Growing up in Cape Breton eastern Canada, Daniel A. Beaton attended St. Francis Xavier University in Antigonish where he pursued an Honours Bachelor's degree in Physics. His thesis was on a first-order magnetic-phase transition in iron as observed using tilted-plate-capacitance dilatometry under the supervision of Dr. Micheal Steintiz.
He moved on to receive a Master's degree from the University of British Columbia at Vancouver in the molecular-beam epitaxy group of Dr. Tom Tiedje. During this time, he designed and built a closed-cycle optical cryostat to be used to characterize dilute-nitride gallium arsenide (GaAs) semiconducting alloys grown in the lab. His Master's thesis focused on the temperature dependence of the photoluminescence, where shallow defect states were observed and the effect of the use of bismuth surfactant was found to reduce their density.

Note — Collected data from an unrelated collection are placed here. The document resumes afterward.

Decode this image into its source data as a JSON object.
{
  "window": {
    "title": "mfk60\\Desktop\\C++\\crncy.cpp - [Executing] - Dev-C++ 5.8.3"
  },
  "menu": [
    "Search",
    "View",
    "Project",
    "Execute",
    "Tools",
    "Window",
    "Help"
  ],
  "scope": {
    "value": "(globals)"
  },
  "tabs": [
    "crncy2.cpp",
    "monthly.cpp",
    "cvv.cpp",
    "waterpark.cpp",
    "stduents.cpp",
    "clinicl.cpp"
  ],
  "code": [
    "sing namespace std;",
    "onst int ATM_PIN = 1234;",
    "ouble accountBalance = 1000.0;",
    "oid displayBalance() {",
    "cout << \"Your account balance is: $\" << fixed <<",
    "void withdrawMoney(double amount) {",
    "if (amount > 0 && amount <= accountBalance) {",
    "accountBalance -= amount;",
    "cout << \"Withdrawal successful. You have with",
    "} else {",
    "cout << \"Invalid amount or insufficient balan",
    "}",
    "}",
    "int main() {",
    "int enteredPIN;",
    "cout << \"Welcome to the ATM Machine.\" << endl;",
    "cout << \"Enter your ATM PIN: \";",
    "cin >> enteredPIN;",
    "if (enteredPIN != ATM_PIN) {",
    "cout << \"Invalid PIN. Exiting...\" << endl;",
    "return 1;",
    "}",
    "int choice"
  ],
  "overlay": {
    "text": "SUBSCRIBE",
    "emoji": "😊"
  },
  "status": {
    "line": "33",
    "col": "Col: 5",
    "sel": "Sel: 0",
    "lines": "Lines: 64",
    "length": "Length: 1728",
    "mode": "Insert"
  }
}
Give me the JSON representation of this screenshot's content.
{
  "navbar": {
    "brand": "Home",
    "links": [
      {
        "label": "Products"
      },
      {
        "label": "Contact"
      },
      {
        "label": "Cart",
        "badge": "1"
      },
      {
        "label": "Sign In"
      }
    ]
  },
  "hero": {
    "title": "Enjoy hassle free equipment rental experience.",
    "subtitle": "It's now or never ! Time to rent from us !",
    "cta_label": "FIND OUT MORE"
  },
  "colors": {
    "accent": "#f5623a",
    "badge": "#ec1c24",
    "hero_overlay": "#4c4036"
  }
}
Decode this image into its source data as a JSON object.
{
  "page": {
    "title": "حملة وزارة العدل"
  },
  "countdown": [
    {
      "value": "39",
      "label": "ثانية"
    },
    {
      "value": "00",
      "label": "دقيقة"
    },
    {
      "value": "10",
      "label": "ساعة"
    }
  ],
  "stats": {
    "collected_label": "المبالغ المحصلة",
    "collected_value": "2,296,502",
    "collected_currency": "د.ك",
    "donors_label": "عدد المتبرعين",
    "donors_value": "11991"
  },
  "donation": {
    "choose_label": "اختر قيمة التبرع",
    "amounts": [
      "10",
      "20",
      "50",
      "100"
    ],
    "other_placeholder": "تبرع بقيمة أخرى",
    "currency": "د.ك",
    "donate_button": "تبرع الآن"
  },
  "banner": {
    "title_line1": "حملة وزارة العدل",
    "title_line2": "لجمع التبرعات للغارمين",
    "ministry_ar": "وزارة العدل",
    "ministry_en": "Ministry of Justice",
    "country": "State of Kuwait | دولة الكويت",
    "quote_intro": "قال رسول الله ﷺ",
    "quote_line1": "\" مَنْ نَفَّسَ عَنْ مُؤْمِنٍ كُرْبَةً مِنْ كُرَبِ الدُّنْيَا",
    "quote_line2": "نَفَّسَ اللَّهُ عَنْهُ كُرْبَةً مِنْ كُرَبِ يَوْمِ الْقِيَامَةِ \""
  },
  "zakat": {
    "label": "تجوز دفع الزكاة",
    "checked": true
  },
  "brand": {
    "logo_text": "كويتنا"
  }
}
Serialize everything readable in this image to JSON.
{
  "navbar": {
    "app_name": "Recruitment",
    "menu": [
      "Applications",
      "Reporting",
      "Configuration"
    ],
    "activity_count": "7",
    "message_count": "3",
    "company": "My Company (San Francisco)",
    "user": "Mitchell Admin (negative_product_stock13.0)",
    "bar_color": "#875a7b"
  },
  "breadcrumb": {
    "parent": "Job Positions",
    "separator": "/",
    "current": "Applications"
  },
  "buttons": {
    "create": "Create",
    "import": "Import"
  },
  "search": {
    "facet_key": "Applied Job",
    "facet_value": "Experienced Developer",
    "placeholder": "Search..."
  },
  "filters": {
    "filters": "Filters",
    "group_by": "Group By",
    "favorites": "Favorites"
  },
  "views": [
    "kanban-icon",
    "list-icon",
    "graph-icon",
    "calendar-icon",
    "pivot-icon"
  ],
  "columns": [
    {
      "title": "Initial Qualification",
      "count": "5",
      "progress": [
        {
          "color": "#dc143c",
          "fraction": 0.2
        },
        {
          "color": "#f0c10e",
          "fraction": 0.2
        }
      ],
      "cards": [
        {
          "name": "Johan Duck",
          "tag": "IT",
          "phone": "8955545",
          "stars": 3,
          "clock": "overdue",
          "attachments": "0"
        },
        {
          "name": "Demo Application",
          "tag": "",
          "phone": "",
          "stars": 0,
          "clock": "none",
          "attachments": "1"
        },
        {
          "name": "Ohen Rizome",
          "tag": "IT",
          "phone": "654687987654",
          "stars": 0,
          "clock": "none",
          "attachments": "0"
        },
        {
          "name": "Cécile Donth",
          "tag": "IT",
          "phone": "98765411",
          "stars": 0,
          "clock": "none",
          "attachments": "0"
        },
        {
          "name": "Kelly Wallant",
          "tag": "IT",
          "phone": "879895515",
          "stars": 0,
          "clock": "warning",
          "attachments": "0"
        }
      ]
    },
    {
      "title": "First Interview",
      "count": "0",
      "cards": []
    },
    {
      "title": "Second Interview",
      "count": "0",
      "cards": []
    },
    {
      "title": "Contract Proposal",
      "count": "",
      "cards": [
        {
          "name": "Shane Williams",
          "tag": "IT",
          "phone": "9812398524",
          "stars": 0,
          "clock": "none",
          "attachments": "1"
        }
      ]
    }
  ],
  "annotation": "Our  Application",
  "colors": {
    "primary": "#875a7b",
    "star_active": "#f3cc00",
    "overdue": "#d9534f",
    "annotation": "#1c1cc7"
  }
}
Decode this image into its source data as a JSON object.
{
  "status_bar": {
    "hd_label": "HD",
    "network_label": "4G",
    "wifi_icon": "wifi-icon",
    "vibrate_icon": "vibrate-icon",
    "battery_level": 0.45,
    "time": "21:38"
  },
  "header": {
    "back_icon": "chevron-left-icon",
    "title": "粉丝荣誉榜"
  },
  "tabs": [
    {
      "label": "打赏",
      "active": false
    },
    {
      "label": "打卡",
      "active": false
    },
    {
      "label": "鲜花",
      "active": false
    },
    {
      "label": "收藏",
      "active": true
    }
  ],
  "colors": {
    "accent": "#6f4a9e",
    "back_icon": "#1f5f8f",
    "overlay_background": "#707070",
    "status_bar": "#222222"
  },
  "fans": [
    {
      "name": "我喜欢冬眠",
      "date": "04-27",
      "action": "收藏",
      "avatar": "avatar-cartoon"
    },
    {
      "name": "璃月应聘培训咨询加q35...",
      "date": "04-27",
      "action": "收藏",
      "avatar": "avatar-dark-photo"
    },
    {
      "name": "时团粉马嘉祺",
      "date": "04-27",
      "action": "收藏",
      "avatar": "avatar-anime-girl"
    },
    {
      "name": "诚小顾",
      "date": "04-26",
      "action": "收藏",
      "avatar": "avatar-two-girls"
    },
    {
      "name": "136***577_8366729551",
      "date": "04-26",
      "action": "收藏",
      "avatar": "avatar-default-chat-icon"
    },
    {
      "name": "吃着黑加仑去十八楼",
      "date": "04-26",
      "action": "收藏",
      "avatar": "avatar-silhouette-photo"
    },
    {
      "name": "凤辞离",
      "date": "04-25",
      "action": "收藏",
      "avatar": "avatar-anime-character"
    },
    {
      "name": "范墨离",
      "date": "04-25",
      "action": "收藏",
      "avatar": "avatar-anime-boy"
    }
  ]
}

He then continued to work in the MBE group at UBC, now as a material grower with a focus on dilute bismide GaAs semiconducting alloys. His doctoral dissertation was on hole transport in this material system, where it was found that the hole mobility was not so dramatically reduced as in the analogous case of the dilute nitride alloys. This new material poses many challenges in terms of growth of high-quality films, as well as many interesting potential applications.
Dan is currently working on such diverse topics as novel semiconductor alloys for green LED applications in the field of solid-state lighting, high-field magneto-transport studies on the dilute bismides, and the design and set-up of a molecular beam epitaxy (MBE) machine for growth of novel materials.